2. Pourquoi les problèmes du deuxième pilier sont sensibles ?
“Globalement, le deuxième pilier des pensions, nous explique Pierre Devolder, professeur à l’UCLouvain, organisateur de cette conférence, a un côté schizophrénique. Le monde politique appelle à sa démocratisation depuis plus de 15 ans, mais ce pilier est régulièrement pointé du doigt pour ses problèmes d’inégalités ; on le doit abject, asocial.” Ce qui s’explique en grande partie par la très grande complexité de la matière, et par les différences de régime entre les statuts.

La fédération des compagnies d’assurance (Assuralia), représentée par Bart Vandermeiren, a tenu à nuancer les critiques émises par la Cour des Comptes. “Il faut d’abord dire que l’audit de la Cour des Comptes se base sur la cohorte des personnes qui sont parties à la retraite en 2017. Or, ces personnes n’ont en grande partie pas bénéficié des récents incitants aux pensions complémentaires.” Un constat partagé et complété par Jean Hindriks, professeur d’économie à l’UCLouvain : “on a échoué avec la démocratisation de ce deuxième pilier.
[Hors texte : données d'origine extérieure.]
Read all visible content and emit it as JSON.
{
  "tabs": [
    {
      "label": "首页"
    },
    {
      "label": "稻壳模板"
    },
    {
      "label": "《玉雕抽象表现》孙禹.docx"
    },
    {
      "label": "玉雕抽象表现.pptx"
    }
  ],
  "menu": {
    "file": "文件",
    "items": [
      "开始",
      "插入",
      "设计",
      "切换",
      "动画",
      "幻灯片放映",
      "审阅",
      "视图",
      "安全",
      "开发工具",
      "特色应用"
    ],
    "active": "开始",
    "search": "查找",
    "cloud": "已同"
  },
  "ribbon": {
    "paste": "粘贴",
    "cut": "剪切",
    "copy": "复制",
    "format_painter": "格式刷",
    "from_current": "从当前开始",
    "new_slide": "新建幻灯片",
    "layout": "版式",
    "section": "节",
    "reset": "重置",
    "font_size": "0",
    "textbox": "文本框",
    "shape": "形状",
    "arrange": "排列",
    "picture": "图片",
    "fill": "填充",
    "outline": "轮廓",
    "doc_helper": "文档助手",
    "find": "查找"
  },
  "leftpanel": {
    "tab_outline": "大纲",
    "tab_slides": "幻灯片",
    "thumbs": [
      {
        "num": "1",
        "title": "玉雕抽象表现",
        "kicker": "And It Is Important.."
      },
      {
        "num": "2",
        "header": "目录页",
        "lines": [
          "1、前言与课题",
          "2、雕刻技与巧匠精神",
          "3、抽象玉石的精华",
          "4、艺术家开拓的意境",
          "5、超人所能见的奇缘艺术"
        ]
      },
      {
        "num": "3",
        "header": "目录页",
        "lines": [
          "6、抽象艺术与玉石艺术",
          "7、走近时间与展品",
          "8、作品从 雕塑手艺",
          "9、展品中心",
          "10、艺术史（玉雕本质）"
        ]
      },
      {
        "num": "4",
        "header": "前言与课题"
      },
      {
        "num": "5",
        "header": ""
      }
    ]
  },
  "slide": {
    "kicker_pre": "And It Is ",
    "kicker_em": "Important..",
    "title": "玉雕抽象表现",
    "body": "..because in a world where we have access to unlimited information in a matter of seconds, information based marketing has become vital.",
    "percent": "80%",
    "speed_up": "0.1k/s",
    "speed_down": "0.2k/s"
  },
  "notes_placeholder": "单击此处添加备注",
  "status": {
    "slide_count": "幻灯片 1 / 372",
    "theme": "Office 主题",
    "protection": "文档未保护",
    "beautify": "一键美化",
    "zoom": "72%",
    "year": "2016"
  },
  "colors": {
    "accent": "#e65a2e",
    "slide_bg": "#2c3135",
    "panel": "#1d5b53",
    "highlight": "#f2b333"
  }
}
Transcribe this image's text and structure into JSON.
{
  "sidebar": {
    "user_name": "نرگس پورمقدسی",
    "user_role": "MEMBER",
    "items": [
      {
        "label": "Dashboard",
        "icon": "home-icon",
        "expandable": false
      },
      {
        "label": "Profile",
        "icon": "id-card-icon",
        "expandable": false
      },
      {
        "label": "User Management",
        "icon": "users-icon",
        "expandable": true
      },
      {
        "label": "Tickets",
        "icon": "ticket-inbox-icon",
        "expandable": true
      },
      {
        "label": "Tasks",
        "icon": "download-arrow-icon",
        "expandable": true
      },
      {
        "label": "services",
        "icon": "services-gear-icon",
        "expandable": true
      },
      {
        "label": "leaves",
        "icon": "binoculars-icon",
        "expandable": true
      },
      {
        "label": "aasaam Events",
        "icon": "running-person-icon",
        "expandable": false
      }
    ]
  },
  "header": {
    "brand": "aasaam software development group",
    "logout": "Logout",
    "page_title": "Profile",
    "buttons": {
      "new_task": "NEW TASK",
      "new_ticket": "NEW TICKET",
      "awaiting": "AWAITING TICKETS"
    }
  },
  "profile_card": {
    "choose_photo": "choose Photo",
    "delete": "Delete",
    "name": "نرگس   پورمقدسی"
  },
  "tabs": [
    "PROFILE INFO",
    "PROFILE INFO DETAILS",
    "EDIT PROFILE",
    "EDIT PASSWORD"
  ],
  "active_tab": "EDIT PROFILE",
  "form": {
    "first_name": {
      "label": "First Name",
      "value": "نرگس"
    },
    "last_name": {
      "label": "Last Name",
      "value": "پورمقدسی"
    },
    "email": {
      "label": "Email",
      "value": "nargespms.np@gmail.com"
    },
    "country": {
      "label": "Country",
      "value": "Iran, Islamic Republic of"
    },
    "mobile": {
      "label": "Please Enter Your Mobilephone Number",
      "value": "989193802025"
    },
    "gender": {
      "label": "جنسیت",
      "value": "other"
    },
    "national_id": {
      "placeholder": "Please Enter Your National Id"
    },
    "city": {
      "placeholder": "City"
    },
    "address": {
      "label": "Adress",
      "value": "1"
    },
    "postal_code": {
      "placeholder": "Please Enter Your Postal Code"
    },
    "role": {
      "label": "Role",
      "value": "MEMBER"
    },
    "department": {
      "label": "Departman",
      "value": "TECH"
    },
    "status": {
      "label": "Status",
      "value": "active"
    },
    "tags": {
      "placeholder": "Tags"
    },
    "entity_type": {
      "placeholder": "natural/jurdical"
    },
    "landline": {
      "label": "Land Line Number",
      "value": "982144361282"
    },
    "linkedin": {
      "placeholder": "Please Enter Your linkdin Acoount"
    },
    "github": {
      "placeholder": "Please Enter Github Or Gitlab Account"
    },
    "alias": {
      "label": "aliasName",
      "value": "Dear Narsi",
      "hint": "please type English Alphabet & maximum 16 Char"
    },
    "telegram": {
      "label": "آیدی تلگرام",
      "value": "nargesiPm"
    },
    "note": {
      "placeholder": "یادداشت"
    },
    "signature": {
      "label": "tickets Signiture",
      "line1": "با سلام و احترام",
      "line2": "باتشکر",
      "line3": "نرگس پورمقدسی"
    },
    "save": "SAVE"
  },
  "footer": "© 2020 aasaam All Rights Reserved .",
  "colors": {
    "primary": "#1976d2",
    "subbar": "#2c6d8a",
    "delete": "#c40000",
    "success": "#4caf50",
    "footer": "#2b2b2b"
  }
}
L’un des objectifs était de compenser les pensions plus faibles des salariés et indépendants par rapport aux fonctionnaires, mais la différence de pension entre salariés et fonctionnaires est en moyenne de 60 %, alors que les pensions complémentaires des salariés n’augmentent leur retraite légale que de 2 %.”
3. Quelles sont les craintes des assureurs ?
Les critiques de la Cour des Comptes ont été manifestement entendues par la ministre des Pensions Karine Lalieux (PS). Sa réforme des pensions – singulièrement du deuxième pilier – est attendue pour le mois de septembre. Elle l’a promise plus “égalitaire” au cours d’une autre conférence organisée fin avril par l’UCLouvain.
“Le secteur des assurances craint que le rapport de la Cour des Comptes soit utilisé à des fins politiques, pour remettre en cause le fonctionnement de ce pilier au travers de la prochaine réforme”, estime Pierre Devolder. Le secteur craint surtout une remise en cause de la déductibilité des primes d’assurances des dirigeants d’entreprises (considérées comme des frais professionnels), “qui n’étaient jusqu’il y a peu quasi pas contrôlées par le SPF Finances”, a rappelé Hélène Mastrodicasa.
On touche ici à la fameuse règle des 80 % qui régit l’assurance de groupe. Selon cette règle, le plafond de la prime déductible est déterminée par le fait que la somme de la pension légale et de la pension extralégale ne doit pas dépasser 80 % de la dernière rémunération annuelle. Cette règle permet aussi le rattrapage d’années antérieures (back-service) où il n’y a pas eu de versement de pension complémentaire. Cette possibilité de “rattraper” les années antérieures est fortement remise en cause par le fisc. “Ce qui provoque beaucoup d’incertitudes juridiques”, selon Pierre Devolder. La ministre, elle, s’est jusqu’ici contentée de dire qu’elle allait travailler avec le ministre des Finances Vincent Van Peteghem (CD&V) pour mieux faire respecter la fameuse règle des 80 %. Pour Jean Hindriks, “il faut simplifier cette règle qui ne convient plus aux assurances de groupe actuelles”.
Rendez-vous en septembre pour la réforme.